On doit donc aider la victime à voir ces messages et ces doutes comme des
conséquences de la peur de l’agression, car c’est en les reconnaissant qu’elle pourra s’en
débarrasser. C'est ce qui l’amènera à pouvoir se centrer sur ses droits, sur sa colère et sur sa
dignité, en démêlant ce qui est de l’ordre de sa perception et ce qui est de l'ordre du réel. Elle
pourra ensuite expérimenter différentes situations de prise de pouvoir et d’affirmation pour
défier ses peurs à partir d’une évaluation réaliste du risque.

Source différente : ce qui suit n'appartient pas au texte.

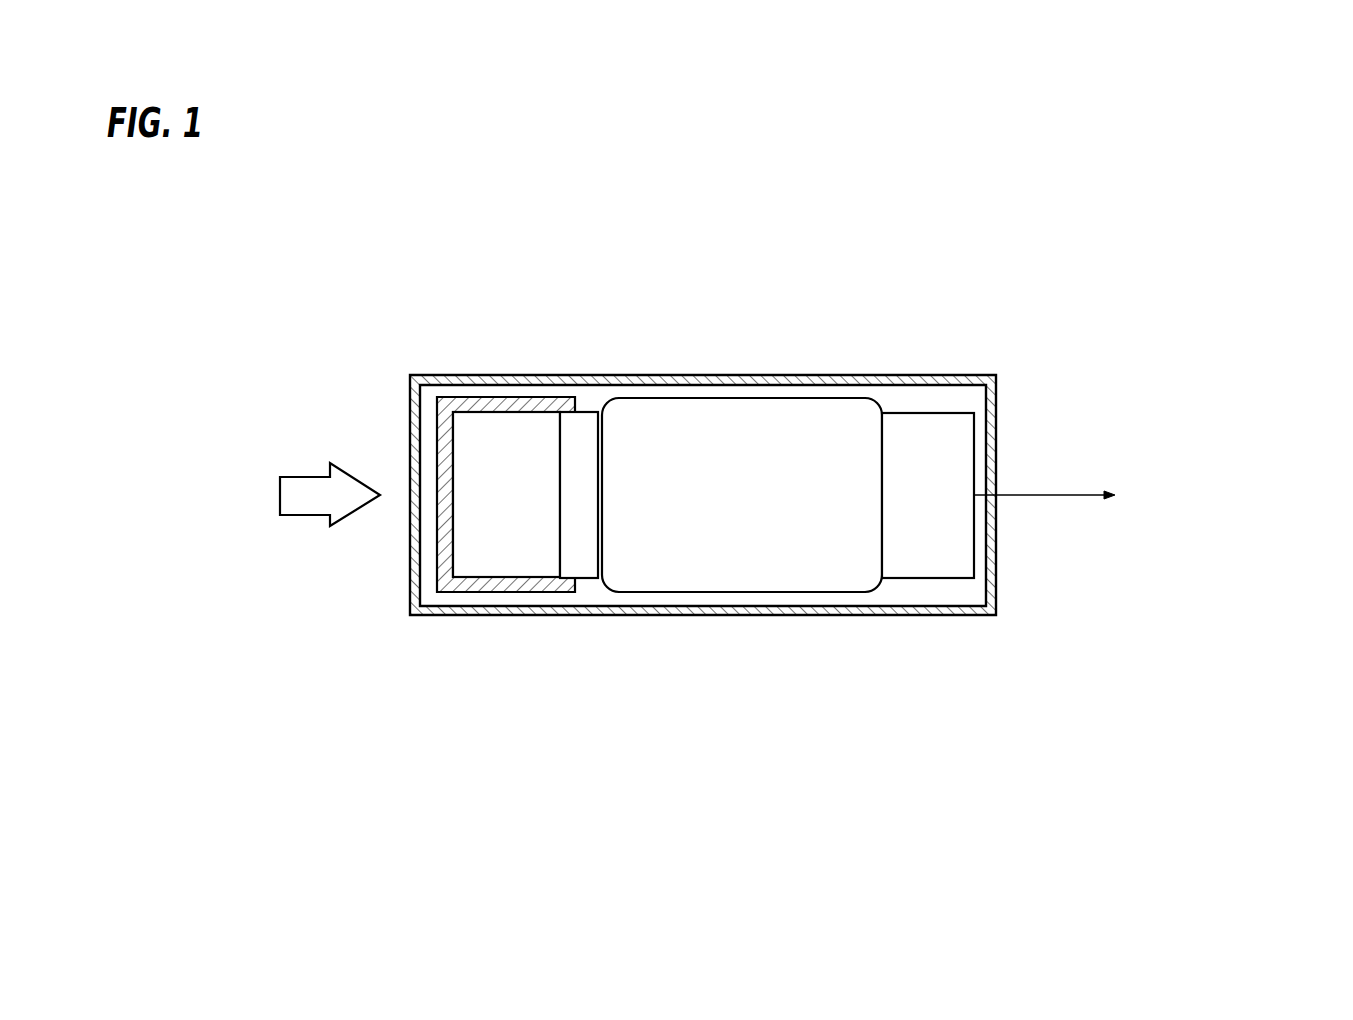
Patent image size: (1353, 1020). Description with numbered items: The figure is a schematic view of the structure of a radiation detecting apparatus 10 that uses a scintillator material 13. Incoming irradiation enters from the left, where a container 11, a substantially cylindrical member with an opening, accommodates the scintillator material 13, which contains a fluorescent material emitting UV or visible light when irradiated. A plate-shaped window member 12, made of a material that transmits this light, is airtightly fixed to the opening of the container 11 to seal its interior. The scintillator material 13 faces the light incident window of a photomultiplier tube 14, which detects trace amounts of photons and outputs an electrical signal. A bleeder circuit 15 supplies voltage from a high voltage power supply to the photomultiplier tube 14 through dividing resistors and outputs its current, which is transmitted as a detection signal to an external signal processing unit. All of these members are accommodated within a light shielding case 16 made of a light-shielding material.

The radiation detecting apparatus 10 is at (715, 762).
The container 11 is at (472, 589).
The window member 12 is at (583, 557).
The scintillator material 13 is at (500, 447).
The photomultiplier tube 14 is at (768, 565).
The bleeder circuit 15 is at (933, 433).
The light shielding case 16 is at (733, 375).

Bref, c’est en intervenant au moindre signe de violence envers un enfant qu’on pourra
éviter que sa perception de lui‐même soit trop déformée. Et si la violence a déjà fait ses ravages,
on se doit de se préoccuper de la victime pour l’aider à réparer les préjudices qui lui ont été
portés et à reprendre du pouvoir sur sa vie.
i
Prud’homme, Diane (2004). La violence à l’école n’est pas un jeu d’enfant – Pour intervenir dès le primaire, Montréal, Éditions
du remue-ménage.
ii
Janssen, Ian, Wendy M.Craig, William F. Boyce et William Pickett. « Associations Between Overweight and Obesity with
Bullying Behaviors in School-aged Children », Pediatrics, vol. 113, no 5, mai 2004, p. 1187-1194.
iii
Prud’homme, Diane (2008). Violence entre enfants – Casse-tête pour les parents, Montréal, Éditions du remue-ménage, p. 214.